Скорее всего, там, на мосту, его ждали очередные лавры победителя. Казаки редко вступали в схватку с равным, а уж тем более превосходящим по численности противником, если только этого не требовала ситуация. Но в одном он был не прав – мое дело было еще не сделано.

Как я и ожидал, продвинувшись на полверсты вперед, обоз стал как вкопанный, ожидая сообщения от Монлери о том, что мост захвачен и удержан. Именно то, что требовалось. Тут-то и появился в тылу у французов воз, груженный обнаруженной в имении снедью, увитый гирляндами домашних колбас и балыков, как рождественская елка игрушками. На нашу удачу, барские кладовые были рассчитаны на долгую зиму, и мародеры не успели нанести им сколь-нибудь заметный ущерб.
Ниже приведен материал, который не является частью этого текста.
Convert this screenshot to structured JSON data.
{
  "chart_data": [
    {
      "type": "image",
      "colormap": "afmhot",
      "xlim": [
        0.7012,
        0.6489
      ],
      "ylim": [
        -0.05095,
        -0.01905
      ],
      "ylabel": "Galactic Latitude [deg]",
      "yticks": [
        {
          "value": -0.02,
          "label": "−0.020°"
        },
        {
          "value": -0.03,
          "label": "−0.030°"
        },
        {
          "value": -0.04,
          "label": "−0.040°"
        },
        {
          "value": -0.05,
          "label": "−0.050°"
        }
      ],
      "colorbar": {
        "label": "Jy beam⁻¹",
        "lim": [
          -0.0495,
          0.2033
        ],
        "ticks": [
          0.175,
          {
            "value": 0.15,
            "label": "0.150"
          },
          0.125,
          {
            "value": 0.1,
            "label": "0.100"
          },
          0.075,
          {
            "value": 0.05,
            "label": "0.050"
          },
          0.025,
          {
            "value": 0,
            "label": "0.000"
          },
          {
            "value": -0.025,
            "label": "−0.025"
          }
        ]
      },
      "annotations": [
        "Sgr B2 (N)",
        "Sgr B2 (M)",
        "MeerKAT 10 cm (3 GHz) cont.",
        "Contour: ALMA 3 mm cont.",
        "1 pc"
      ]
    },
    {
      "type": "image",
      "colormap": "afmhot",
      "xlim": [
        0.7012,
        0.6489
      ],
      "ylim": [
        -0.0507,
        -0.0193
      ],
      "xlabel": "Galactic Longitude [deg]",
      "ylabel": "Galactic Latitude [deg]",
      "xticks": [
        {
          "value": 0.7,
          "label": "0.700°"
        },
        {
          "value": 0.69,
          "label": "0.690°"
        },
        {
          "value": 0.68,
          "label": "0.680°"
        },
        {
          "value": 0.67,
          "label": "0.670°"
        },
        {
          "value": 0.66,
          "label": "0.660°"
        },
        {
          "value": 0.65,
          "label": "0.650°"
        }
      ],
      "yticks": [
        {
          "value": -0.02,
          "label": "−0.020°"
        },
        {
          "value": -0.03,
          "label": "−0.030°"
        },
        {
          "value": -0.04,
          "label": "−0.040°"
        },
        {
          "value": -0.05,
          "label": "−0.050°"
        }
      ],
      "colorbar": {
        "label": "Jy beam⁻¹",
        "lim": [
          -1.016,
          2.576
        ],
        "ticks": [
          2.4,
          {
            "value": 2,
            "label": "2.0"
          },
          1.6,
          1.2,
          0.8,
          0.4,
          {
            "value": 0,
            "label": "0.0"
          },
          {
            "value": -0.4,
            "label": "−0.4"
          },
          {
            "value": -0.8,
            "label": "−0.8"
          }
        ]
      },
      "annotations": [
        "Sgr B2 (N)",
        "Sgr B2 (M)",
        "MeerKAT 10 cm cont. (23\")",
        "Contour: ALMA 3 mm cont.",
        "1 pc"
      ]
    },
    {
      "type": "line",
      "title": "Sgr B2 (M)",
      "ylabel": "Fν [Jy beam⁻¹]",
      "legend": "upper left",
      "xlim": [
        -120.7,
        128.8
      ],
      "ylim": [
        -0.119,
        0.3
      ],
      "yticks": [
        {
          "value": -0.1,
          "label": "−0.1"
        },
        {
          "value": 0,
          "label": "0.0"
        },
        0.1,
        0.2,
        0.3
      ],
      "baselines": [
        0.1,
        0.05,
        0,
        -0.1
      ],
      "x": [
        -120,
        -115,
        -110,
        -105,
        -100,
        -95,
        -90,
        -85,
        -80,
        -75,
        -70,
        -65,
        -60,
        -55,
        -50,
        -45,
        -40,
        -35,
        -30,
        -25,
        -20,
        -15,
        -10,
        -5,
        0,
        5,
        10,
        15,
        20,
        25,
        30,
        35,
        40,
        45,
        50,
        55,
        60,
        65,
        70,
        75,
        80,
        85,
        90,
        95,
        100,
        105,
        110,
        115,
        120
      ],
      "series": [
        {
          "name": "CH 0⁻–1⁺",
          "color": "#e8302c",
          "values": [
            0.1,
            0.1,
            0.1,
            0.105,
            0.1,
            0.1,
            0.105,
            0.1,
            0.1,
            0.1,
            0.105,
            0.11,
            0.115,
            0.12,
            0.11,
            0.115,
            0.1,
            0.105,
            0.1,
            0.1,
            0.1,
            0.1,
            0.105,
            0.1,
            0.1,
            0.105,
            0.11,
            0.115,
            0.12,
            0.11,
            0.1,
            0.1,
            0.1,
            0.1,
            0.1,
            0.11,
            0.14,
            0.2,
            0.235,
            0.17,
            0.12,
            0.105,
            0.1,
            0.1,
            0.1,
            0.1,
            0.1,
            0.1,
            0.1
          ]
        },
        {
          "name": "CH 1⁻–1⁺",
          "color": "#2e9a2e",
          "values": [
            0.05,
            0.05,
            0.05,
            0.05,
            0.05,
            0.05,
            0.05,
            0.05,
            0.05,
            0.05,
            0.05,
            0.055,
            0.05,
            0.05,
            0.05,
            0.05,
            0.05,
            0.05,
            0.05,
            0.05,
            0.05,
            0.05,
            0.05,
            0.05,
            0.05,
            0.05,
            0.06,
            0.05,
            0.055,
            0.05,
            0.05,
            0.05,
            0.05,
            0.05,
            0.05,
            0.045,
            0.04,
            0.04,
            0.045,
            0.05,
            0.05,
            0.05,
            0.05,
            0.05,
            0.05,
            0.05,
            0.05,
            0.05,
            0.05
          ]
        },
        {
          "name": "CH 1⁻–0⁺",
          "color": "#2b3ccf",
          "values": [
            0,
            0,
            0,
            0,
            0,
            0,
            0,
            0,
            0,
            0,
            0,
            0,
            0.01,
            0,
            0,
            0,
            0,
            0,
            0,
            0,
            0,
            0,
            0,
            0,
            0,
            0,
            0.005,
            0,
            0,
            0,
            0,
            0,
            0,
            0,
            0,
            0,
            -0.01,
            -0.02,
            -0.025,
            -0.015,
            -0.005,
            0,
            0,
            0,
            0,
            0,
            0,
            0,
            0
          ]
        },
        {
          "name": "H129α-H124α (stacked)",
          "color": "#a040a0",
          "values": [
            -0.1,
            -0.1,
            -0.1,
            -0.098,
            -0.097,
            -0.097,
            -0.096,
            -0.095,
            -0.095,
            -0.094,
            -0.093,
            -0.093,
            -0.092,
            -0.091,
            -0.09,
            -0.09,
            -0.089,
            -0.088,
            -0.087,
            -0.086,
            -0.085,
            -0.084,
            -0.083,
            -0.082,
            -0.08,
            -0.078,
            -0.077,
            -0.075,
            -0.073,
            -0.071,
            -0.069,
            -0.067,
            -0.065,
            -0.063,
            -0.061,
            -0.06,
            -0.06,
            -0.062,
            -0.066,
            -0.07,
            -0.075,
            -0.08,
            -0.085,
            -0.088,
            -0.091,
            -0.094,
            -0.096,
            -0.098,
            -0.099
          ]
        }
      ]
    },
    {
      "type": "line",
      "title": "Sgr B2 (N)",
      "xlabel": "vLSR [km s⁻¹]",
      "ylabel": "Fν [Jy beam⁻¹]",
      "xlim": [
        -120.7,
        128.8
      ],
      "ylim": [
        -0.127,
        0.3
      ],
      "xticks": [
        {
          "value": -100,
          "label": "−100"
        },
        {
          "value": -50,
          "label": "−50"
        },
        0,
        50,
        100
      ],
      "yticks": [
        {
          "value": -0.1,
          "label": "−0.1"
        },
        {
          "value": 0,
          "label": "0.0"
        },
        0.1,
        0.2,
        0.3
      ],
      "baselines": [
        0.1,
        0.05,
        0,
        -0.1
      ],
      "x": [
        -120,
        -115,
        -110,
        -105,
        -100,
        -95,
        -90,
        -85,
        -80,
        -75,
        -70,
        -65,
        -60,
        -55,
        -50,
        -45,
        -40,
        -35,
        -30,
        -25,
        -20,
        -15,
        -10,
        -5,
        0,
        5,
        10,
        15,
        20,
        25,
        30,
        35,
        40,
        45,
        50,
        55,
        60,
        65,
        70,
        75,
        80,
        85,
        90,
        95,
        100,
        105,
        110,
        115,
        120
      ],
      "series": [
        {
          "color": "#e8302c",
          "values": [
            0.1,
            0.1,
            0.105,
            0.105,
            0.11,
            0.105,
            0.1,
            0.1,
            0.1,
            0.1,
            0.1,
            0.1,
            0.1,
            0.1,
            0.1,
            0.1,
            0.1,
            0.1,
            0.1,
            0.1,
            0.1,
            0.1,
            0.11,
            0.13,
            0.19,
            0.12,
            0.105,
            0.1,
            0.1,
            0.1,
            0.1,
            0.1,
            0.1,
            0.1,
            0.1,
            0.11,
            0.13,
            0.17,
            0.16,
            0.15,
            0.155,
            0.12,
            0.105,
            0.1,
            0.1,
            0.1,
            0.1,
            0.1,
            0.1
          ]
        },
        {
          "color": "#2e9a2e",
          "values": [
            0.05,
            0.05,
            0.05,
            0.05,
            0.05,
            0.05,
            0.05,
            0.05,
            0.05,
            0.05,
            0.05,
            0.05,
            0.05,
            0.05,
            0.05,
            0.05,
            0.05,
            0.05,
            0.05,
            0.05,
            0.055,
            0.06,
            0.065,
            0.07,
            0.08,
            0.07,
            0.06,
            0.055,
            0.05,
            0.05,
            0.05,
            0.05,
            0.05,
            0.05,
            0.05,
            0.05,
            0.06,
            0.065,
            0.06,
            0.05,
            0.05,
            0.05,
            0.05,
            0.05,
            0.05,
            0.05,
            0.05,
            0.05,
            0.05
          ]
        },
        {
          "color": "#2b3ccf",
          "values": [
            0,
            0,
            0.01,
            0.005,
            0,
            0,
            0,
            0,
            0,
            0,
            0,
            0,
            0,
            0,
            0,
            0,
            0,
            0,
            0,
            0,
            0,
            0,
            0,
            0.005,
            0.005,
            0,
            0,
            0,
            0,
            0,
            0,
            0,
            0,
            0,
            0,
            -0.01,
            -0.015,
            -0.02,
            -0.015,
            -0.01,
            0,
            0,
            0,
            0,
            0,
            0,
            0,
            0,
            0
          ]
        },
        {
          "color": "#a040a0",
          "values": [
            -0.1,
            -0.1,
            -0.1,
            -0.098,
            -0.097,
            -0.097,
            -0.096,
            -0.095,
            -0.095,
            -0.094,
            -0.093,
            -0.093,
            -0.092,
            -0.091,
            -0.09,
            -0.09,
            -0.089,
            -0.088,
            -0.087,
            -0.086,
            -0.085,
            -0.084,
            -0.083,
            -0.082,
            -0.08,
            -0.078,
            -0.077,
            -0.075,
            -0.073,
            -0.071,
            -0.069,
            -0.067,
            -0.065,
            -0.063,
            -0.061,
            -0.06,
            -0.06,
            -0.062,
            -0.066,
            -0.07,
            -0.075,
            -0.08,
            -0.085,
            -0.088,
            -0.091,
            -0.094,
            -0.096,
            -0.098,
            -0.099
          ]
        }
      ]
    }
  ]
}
Вестфальские мундиры Ротбауэра и его земляков едва виднелись под шубами с чужого плеча, да и все во внешнем облике возницы и сопровождающих его солдат наводило на мысль, что это не фуражиры, направленные какой-либо воинской частью, а шайка отбившихся от полка вояк, удачно пограбившая ближайшее имение. Увидев перед собой застывшую в ожидании колонну, вестфальцы также сочли за лучшее не лезть на рожон и остановились в некотором отдалении.

Как я и предполагал, такое поведение не могло остаться без внимания старшего офицера, и к возу тут же был направлен осанистый сержант с тремя бойцами. Я дорого бы дал за то, чтобы собственными ушами слышать завязавшуюся перебранку, Рольф Ротбауэр был мастером крепкого словца и сейчас явно с удовольствием использовал свои умения, чтобы объяснить чужаку, в каких именно отношениях он состоит с его родней и куда следует отправиться ему, а заодно и его капитану и всем, кто желает его остановить… Возмущенный сержант требовал честного дележа, то есть обещал вестфальцам оставить возок и лошадей. Однако подобный расклад недоучившегося лекаря вовсе не радовал. Закончив с бесполезной руганью, Ротбауэр приказал развернуть ароматно пахнущий возок, будто собираясь ехать в обратную сторону.

Такое хамство командовавший фузилерами капитан снести уже не мог. Он незамедлительно послал на помощь сержанту юного су-лейтенанта с наказом реквизировать продовольствие и арестовать подозрительных смутьянов. Но стоило молодому офицеру с десятком подчиненных направиться к драгоценному возку, «интербригадовцы» как по команде рухнули на колена и дали слитный залп. В тот же миг задний полог возка распахнулся, и по выбежавшим из-за возов фузилерам отрывисто рявкнула поставленная в кузов пушка. Залп картечи в упор буквально выкосил атакующих. В это время с пригорка слева от дороги чечеткой заговорили ружья партизан Афанасия Ильина.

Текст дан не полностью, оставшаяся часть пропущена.